The efficiency issue is worth a brief mention; each definition compares the ratio of sample sizes under two tests. Loosely, Pitman efficiency considers a sequence of tests with fixed level $\alpha$ where the sample sizes achieve the same power over a sequence of ever-smaller effect sizes, while Bahadur efficiency holds the effect size fixed and considers a sequence of decreasing significance levels. (Hodges-Lehmann efficiency holds the significance level and effect size constant and lets the type II error rate decrease toward 0.)

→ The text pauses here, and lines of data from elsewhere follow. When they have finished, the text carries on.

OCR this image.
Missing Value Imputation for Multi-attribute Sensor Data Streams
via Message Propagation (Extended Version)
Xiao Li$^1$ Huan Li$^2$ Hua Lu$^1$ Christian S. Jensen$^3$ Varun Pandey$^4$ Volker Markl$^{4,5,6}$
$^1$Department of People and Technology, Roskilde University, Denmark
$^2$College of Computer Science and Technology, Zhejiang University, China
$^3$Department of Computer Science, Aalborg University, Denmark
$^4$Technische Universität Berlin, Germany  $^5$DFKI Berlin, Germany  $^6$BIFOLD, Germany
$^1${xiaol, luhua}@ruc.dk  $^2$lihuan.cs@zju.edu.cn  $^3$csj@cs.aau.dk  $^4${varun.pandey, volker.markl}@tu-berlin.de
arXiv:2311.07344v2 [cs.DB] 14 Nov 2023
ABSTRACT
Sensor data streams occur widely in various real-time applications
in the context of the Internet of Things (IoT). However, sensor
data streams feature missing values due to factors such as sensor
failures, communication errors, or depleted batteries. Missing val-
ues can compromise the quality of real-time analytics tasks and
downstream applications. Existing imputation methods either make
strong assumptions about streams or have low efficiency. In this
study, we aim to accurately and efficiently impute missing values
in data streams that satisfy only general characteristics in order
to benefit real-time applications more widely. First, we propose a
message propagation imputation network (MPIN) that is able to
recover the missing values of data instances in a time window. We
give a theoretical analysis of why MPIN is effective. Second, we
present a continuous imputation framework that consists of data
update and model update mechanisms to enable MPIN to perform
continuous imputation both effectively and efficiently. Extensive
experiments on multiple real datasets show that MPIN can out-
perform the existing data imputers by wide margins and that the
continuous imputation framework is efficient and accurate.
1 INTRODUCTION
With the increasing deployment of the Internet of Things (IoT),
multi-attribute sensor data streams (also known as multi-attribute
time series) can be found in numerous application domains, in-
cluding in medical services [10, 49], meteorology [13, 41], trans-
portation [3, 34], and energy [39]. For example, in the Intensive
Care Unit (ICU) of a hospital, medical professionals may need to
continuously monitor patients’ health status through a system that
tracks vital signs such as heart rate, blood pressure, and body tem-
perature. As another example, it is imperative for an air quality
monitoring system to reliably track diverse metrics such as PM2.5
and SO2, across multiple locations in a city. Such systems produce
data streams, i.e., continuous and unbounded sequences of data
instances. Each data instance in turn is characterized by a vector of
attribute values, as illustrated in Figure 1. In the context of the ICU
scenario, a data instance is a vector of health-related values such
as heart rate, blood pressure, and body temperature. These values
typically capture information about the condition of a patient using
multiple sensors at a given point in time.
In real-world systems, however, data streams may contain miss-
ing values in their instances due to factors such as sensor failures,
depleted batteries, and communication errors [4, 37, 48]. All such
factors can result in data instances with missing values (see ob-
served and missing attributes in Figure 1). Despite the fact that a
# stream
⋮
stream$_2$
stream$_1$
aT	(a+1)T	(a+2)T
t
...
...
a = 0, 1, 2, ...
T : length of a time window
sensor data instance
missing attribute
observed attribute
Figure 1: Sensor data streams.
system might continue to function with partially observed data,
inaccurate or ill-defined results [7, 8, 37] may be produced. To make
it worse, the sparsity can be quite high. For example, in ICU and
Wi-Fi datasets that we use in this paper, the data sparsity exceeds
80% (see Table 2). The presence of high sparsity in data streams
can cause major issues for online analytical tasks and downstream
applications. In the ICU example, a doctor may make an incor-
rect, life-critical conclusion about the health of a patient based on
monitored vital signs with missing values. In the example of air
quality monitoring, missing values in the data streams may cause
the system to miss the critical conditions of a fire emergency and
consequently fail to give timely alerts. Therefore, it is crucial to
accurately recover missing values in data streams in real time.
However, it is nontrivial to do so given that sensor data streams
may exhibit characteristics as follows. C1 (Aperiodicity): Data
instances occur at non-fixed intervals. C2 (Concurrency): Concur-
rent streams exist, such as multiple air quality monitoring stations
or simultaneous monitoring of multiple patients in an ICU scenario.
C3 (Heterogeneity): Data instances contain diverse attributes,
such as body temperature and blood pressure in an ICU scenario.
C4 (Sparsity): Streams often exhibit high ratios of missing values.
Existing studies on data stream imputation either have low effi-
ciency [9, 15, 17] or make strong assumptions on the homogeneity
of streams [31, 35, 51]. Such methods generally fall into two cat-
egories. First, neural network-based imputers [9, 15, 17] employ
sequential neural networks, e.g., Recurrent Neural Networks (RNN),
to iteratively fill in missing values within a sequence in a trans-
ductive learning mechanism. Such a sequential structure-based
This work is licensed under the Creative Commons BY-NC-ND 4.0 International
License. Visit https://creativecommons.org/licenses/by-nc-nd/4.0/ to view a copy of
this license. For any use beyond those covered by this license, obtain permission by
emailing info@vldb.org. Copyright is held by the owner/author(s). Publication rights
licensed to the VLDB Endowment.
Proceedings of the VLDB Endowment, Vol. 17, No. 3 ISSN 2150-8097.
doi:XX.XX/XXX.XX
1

Other than among some statisticians, it doesn't seem very common that most users of statistics consider using different significance levels; in that sense the sort of behavior we might tend to see if a sequence of increasing sample sizes were available would hold the significance level constant (for all that other choices might be wiser; it can be difficult to calculate). In any case, Pitman efficiency is the most often used.

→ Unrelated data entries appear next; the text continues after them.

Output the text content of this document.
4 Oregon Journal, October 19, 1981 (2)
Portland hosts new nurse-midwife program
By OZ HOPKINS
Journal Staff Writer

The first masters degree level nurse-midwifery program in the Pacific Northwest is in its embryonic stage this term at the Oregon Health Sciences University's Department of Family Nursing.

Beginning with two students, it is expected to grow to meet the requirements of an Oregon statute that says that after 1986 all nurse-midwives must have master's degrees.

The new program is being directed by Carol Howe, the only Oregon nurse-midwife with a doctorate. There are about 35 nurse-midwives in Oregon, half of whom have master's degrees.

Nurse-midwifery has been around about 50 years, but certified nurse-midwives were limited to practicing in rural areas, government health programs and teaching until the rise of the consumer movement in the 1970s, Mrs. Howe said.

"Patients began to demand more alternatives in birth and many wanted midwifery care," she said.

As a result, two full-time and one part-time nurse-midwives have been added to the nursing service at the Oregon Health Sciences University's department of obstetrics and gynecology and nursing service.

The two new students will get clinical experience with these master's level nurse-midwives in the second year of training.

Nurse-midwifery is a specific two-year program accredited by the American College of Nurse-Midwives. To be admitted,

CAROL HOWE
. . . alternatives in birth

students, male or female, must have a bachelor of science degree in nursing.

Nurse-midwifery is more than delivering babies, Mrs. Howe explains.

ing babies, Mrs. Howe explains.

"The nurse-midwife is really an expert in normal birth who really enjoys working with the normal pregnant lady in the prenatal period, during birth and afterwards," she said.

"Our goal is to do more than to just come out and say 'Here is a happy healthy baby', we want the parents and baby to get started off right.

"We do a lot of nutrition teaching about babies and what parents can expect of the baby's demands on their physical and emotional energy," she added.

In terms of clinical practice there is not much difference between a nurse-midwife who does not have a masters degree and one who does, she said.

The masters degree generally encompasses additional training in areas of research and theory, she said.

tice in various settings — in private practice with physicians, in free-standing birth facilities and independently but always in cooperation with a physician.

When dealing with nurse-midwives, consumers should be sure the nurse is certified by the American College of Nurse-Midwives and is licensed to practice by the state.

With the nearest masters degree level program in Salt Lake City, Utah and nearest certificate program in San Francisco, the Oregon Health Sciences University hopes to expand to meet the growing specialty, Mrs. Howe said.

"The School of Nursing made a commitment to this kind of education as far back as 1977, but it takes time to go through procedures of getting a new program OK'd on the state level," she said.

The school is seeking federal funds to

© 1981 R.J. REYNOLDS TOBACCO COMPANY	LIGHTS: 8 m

On this topic, P. Groeneboom and J. Oosterhoff (1981) [2] mention (in their abstract):
the asymptotic efficiency in the sense of Bahadur often turns out to be quite an unsatisfactory measure of the relative performance of two tests when the sample sizes are moderate or small.
On the removed paragraph from Wikipedia; it's complete nonsense and it was rightly removed. Likelihood ratio tests were not invented until decades after Pearson's paper on the chi-squared test. The awkwardness of computing the likelihood ratio statistic in a pre-calculator era was in no sense a consideration for Pearson then, since the concept of Likelihood ratio tests simply didn't exist. Pearson's actual considerations are reasonably clear from his original paper. As I see it, he takes the form of the statistic directly from the term (aside the -\frac12) in the exponent in the multivariate normal approximation to the multinomial distribution.
If I was writing the same thing now, I'd characterize it as the (squared) Mahalanobis distance from the values expected under the null.
it makes you wonder why there isn't an R function for the G-test.
It can be found in one or two packages. However, it's so simple to calculate, I never bother to load them. Instead I usually compute it directly from the data and the expected values that are returned by the function that calculates the Pearson chi-squared statistic (or occasionally - at least in some situations - I compute it instead from the output of the glm
function).
Just a couple of lines in addition to the usual chisq.test
call are sufficient; it's easier to write it fresh from scratch each time than loading a package to do it. Indeed, you can also do an "exact" test based on the G-test statistic (conditioning on both margins) - using the same method that chisq.test
does, by using r2dtable
to generate as many random tables as you like (I tend to use a lot more tables than the default used by chisq.test
in R unless the original table is so large that it would take a very long time)
References
[1]: Cressie, N. and Read, T.R. (1984),
"Multinomial Goodness‐Of‐Fit Tests."
Journal of the Royal Statistical Society: Series B (Methodological), 46, p. 440-464.
[2]: P. Groeneboom and J. Oosterhoff (1981),
"Bahadur Efficiency and Small-sample Efficiency."
International Statistical Review, 49, p. 127-141.